Halle Berry as Jinx in "Die Another Day."
MOVIE REVIEW | 'DIE ANOTHER DAY'
Bang! Splat! Kapow! Must Be That 007
By A. O. SCOTT
I'M gonna avoid the cliché, delay the pleasure," Madonna sings during the opening credits of "Die Another Day," the 20th James Bond picture in 40 years. These words may provoke an ambivalent reaction. On one hand, something fresh and unexpected would not, at this point, be unwelcome. Nor would some teasing before all the big, eye-popping explosions start.
But on the other hand, don't we go to these movies precisely to savor the familiar: the sports cars, the shaken vodka martinis, the knowingly stale elbow-in-the-ribs sexual innuendo, the pop song during the opening credits? And isn't our taste for Bondage built around a desire for immediate gratification? Not to worry. By the time Madonna's electronically enhanced chirps emanate from the soundtrack, we've already witnessed some extreme surfing off the coast of North Korea, an armored hover-craft chase across the DMZ and fireballs that bloom like a bouquet of toxic peonies. Madonna herself shows up a bit later, in a black leather bustier, playing a fencing instructor named Verity. (Verily!) In any case, it would have been foolish indeed for Lee Tamahori, the director, and Neal Purvis and Robert Wade, who wrote the script, to depart too drastically from the formula, and they don't. This is a big, noisy blend of globe-trotting, coy sexuality and cartoonish political intrigue, solidly in the Bond tradition. But happily the filmmakers have been smart enough to push this story — at least until its noisy, turgid ending — in some interesting and surprising directions, making it perhaps the most satisfying Bond movie since "The Spy Who Loved Me."
There is, for instance, that credit sequence, in which computer-animated fire and ice maidens gyrate over grisly images of torture, as Agent 007 (Pierce Brosnan) is plunged repeatedly in a tub of ice water, stung by scorpions and beaten senseless by uniformed thugs. The man who emerges from these sessions, and a long sojourn in a dank North Korean prison cell, is scarcely recognizable.
Freed in an exchange of prisoners, he staggers across the border filthy and scarred, his hair long and matted and his face obscured by a shaggy beard. (This dishevelment pays off in a witty scene at a luxurious Hong Kong hotel.) And Bond's humiliation does not end there. "You're no use to anyone now," says M (Judi Dench), crisply relieving Bond of his license to kill.

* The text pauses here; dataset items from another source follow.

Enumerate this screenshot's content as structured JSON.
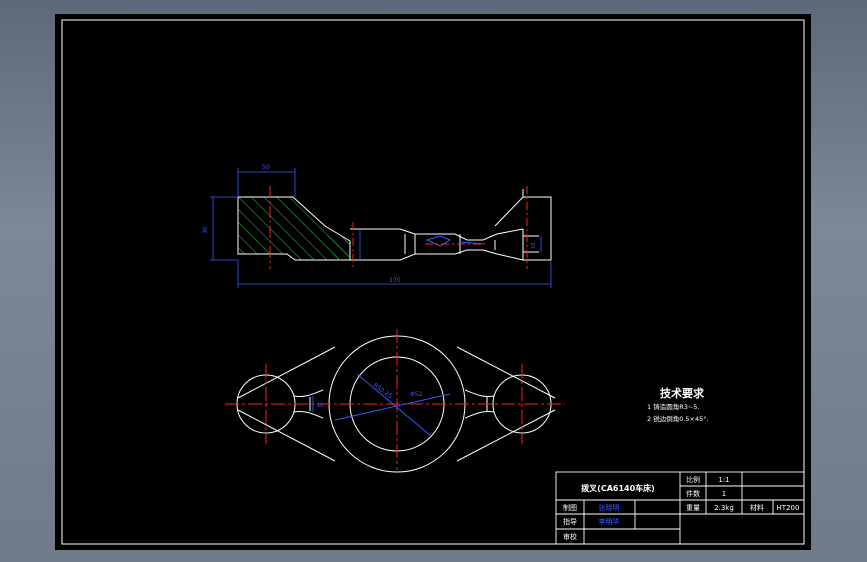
{
  "colors": {
    "background": "#000000",
    "frame": "#ffffff",
    "outline": "#ffffff",
    "centerline": "#ff2020",
    "dimension": "#3a5bff",
    "hatch": "#1fae2c",
    "fill_blue": "#2f6bff"
  },
  "views": {
    "front": {
      "dim_top": "50",
      "dim_left": "30",
      "dim_bottom": "170",
      "dim_slot": "10"
    },
    "plan": {
      "dim_large_radius": "R50.25",
      "dim_inner": "Φ52",
      "dim_neck": "10"
    }
  },
  "technical_requirements": {
    "title": "技术要求",
    "item1": "1 铸造圆角R3~5.",
    "item2": "2 锐边倒角0.5×45°."
  },
  "title_block": {
    "part_name": "拨叉(CA6140车床)",
    "scale_label": "比例",
    "scale_value": "1:1",
    "quantity_label": "件数",
    "quantity_value": "1",
    "weight_label": "重量",
    "weight_value": "2.3kg",
    "material_label": "材料",
    "material_value": "HT200",
    "drawn_label": "制图",
    "drawn_name": "张晓明",
    "guide_label": "指导",
    "guide_name": "李明华",
    "review_label": "审校"
  }
}
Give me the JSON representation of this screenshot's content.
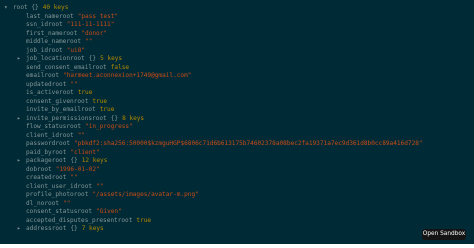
{
  "root": {
    "caret": "▾",
    "key": "root",
    "brace": "{}",
    "count": "40 keys"
  },
  "rows": [
    {
      "caret": "",
      "key": "last_name",
      "suffix": "root",
      "value": "\"pass test\"",
      "kind": "str"
    },
    {
      "caret": "",
      "key": "ssn_id",
      "suffix": "root",
      "value": "\"111-11-1111\"",
      "kind": "str"
    },
    {
      "caret": "",
      "key": "first_name",
      "suffix": "root",
      "value": "\"donor\"",
      "kind": "str"
    },
    {
      "caret": "",
      "key": "middle_name",
      "suffix": "root",
      "value": "\"\"",
      "kind": "str"
    },
    {
      "caret": "",
      "key": "job_id",
      "suffix": "root",
      "value": "\"ui8\"",
      "kind": "str"
    },
    {
      "caret": "▸",
      "key": "job_location",
      "suffix": "root",
      "brace": "{}",
      "count": "5 keys"
    },
    {
      "caret": "",
      "key": "send_consent_email",
      "suffix": "root",
      "value": "false",
      "kind": "bool"
    },
    {
      "caret": "",
      "key": "email",
      "suffix": "root",
      "value": "\"harmeet.aconnexion+1749@gmail.com\"",
      "kind": "str"
    },
    {
      "caret": "",
      "key": "updated",
      "suffix": "root",
      "value": "\"\"",
      "kind": "str"
    },
    {
      "caret": "",
      "key": "is_active",
      "suffix": "root",
      "value": "true",
      "kind": "bool"
    },
    {
      "caret": "",
      "key": "consent_given",
      "suffix": "root",
      "value": "true",
      "kind": "bool"
    },
    {
      "caret": "",
      "key": "invite_by_email",
      "suffix": "root",
      "value": "true",
      "kind": "bool"
    },
    {
      "caret": "▸",
      "key": "invite_permissions",
      "suffix": "root",
      "brace": "{}",
      "count": "8 keys"
    },
    {
      "caret": "",
      "key": "flow_status",
      "suffix": "root",
      "value": "\"in_progress\"",
      "kind": "str"
    },
    {
      "caret": "",
      "key": "client_id",
      "suffix": "root",
      "value": "\"\"",
      "kind": "str"
    },
    {
      "caret": "",
      "key": "password",
      "suffix": "root",
      "value": "\"pbkdf2:sha256:50000$kzmguHGP$6806c71d6b613175b74602378a08bec2fa19371a7ec9d361d8b0cc89a416d728\"",
      "kind": "str"
    },
    {
      "caret": "",
      "key": "paid_by",
      "suffix": "root",
      "value": "\"client\"",
      "kind": "str"
    },
    {
      "caret": "▸",
      "key": "package",
      "suffix": "root",
      "brace": "{}",
      "count": "12 keys"
    },
    {
      "caret": "",
      "key": "dob",
      "suffix": "root",
      "value": "\"1996-01-02\"",
      "kind": "str"
    },
    {
      "caret": "",
      "key": "created",
      "suffix": "root",
      "value": "\"\"",
      "kind": "str"
    },
    {
      "caret": "",
      "key": "client_user_id",
      "suffix": "root",
      "value": "\"\"",
      "kind": "str"
    },
    {
      "caret": "",
      "key": "profile_photo",
      "suffix": "root",
      "value": "\"/assets/images/avatar-m.png\"",
      "kind": "str"
    },
    {
      "caret": "",
      "key": "dl_no",
      "suffix": "root",
      "value": "\"\"",
      "kind": "str"
    },
    {
      "caret": "",
      "key": "consent_status",
      "suffix": "root",
      "value": "\"Given\"",
      "kind": "str"
    },
    {
      "caret": "",
      "key": "accepted_disputes_present",
      "suffix": "root",
      "value": "true",
      "kind": "bool"
    },
    {
      "caret": "▸",
      "key": "address",
      "suffix": "root",
      "brace": "{}",
      "count": "7 keys"
    }
  ],
  "sandbox_button": {
    "label": "Open Sandbox"
  },
  "colors": {
    "background": "#002b36",
    "key": "#839496",
    "string": "#cb4b16",
    "boolean": "#b58900"
  }
}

Part of the fun in seeing Bond brought low lies in the certain knowledge that he will triumph in the end. His enemies, luckily for him, share an essential trait with those who have gone before them. Given the choice between a quick, efficient method of killing and one that calls for long speeches and slow-moving high-tech machinery, they can be counted on to choose the latter.
The beginning of "Die Another Day," which opens today nationwide, also has the effect of making the suave superagent sympathetic as well. Mr. Brosnan, in his fourth tour of duty, may not be the definitive Bond — an honor that will always belong to Sean Connery — but he is the most human.
Mr. Brosnan, as he nears 50, has a thicker face and a stiffer gait than he did in his callow "Remington Steele" days, and he shows emotion more readily than any of his predecessors. This Bond is curiously vulnerable, decidedly flappable underneath the cynical urbanity. At especially perilous moments Mr. Brosnan's features register panic, fatigue, pain and — in an exquisite scene of rescue that should be the movie's ending — tenderness.
Not that he's gone all sensitive or anything. He may dabble in trendy cocktails — ordering a mojito instead of the standard martini during a visit to Havana — and appear without a necktie frequently enough to make you wonder if Her Majesty's Secret Service has instituted a casual Fridays policy, but the essential Bond DNA has not been altered. (DNA alteration, by the way, figures prominently in this movie's extravagantly intricate plot.)
Moneypenny (Samantha Bond, no relation) still pines for 007, Q (John Cleese) once again outfits him with the latest gadgetry in the weary certainty that it will all be trashed by the end of the mission, and 007 still has his way with the ladies. There are two: both of them, in keeping with the series's accommodation of changing social mores, steely professionals.